According to Synder, the barriers to the use of EMR are many. First, Congress decided not to fund legislation calling for $50 million to establish a new federal office to oversee medical informatics and the use of EMR. "There's still a perception out there that sufficient compatibility with systems does not exist," says Synder. Another very real barrier is the concern of practitioners with limited, small or specialized practices who fear obsolescence -- the idea that any device or technology they learn today will be outdated in the near future and they cannot budget for ever-changing technology. A concern for safeguarding patient information has been voiced with some concession that there are "many difficulties with preventing manipulation" of the medical records. There are no real incentives to use EMR, including financial incentives.

Closer to the home front, hand-held medical computers appear to be "taking the medical scene by storm," says Kenneth A. De Ville, JD, PhD, of counsel to a law firm in Raleigh, North Carolina and published expert in the area of medical malpractice and bioethics. According to American Medical News , in January 2001, 20% of the country's physicians used personal hand-held computers (commonly referred to as PDAs), whereas by January 2005, the rate had climbed to 40%. A wide range of software is being used, including scheduling programs, billing and charge-capture programs, medical reference software, data management programs, and decision support programs. According to De Ville, some opine that the use of medical technology to support the physician's day-to-day practice will have a bigger impact on the delivery of healthcare than managed care.

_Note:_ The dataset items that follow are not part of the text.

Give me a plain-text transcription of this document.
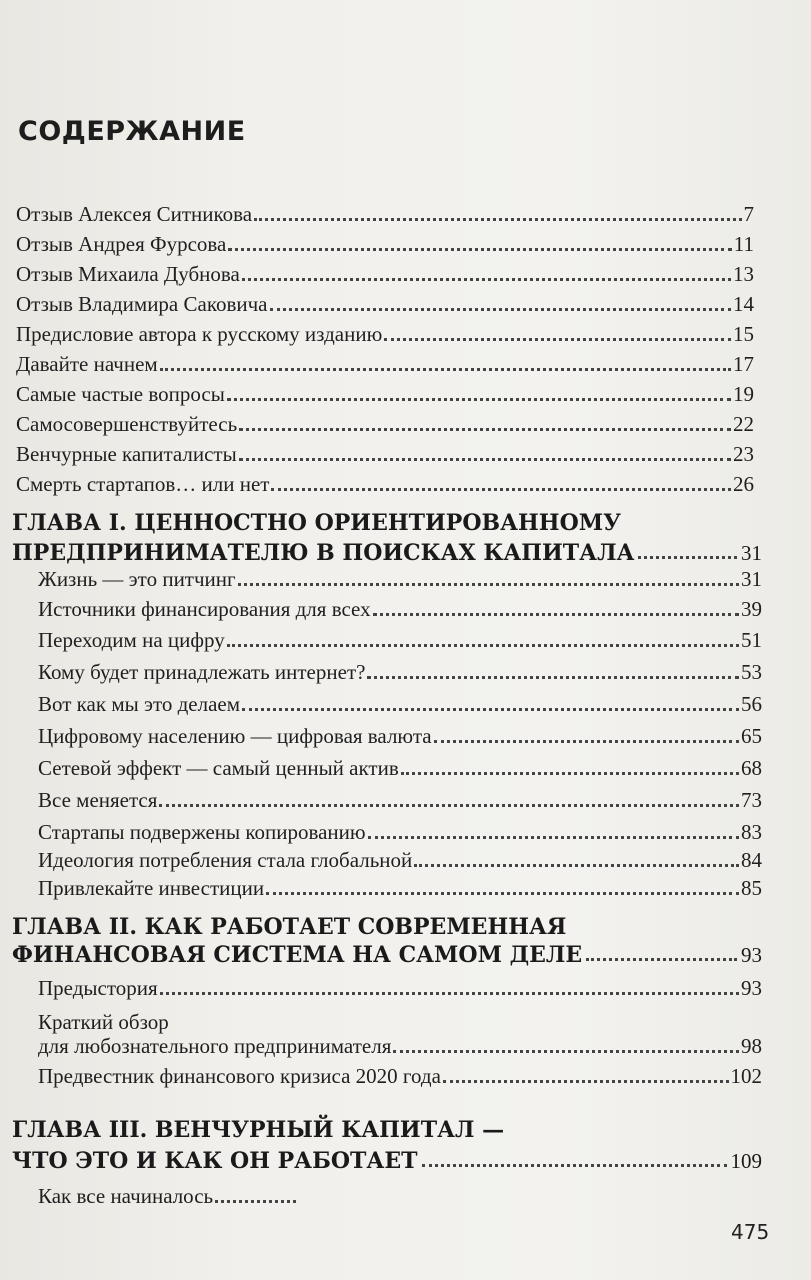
СОДЕРЖАНИЕ
Отзыв Алексея Ситникова	7
Отзыв Андрея Фурсова	11
Отзыв Михаила Дубнова	13
Отзыв Владимира Саковича	14
Предисловие автора к русскому изданию	15
Давайте начнем	17
Самые частые вопросы	19
Самосовершенствуйтесь	22
Венчурные капиталисты	23
Смерть стартапов… или нет	26
ГЛАВА I. ЦЕННОСТНО ОРИЕНТИРОВАННОМУ
ПРЕДПРИНИМАТЕЛЮ В ПОИСКАХ КАПИТАЛА	31
Жизнь — это питчинг	31
Источники финансирования для всех	39
Переходим на цифру	51
Кому будет принадлежать интернет?	53
Вот как мы это делаем	56
Цифровому населению — цифровая валюта	65
Сетевой эффект — самый ценный актив	68
Все меняется	73
Стартапы подвержены копированию	83
Идеология потребления стала глобальной	84
Привлекайте инвестиции	85
ГЛАВА II. КАК РАБОТАЕТ СОВРЕМЕННАЯ
ФИНАНСОВАЯ СИСТЕМА НА САМОМ ДЕЛЕ	93
Предыстория	93
Краткий обзор
для любознательного предпринимателя	98
Предвестник финансового кризиса 2020 года	102
ГЛАВА III. ВЕНЧУРНЫЙ КАПИТАЛ —
ЧТО ЭТО И КАК ОН РАБОТАЕТ	109
Как все начиналось
475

Of the software available, the most problematic are the decision support programs. These programs provide diagnosis and treatment recommendations using medication algorithms, decision trees, outcomes data, and evidence-based guidelines. Their usage is fairly straightforward: the physician enters the pertinent patient data and the program generates a diagnosis. Many argue that it is impossible to develop a computerized system that could even approach the diagnostic ability of the human physician; however, De Ville emphasizes that the devices need "not be infallible to provide benefit to patient and society if they serve to guide a clinician's thinking through a problem or momentarily spur a physician to recall a set of details about a diagnosis or set of symptoms." Of all the devices and software available, the decision support programs pose the greatest liability if relied upon erroneously.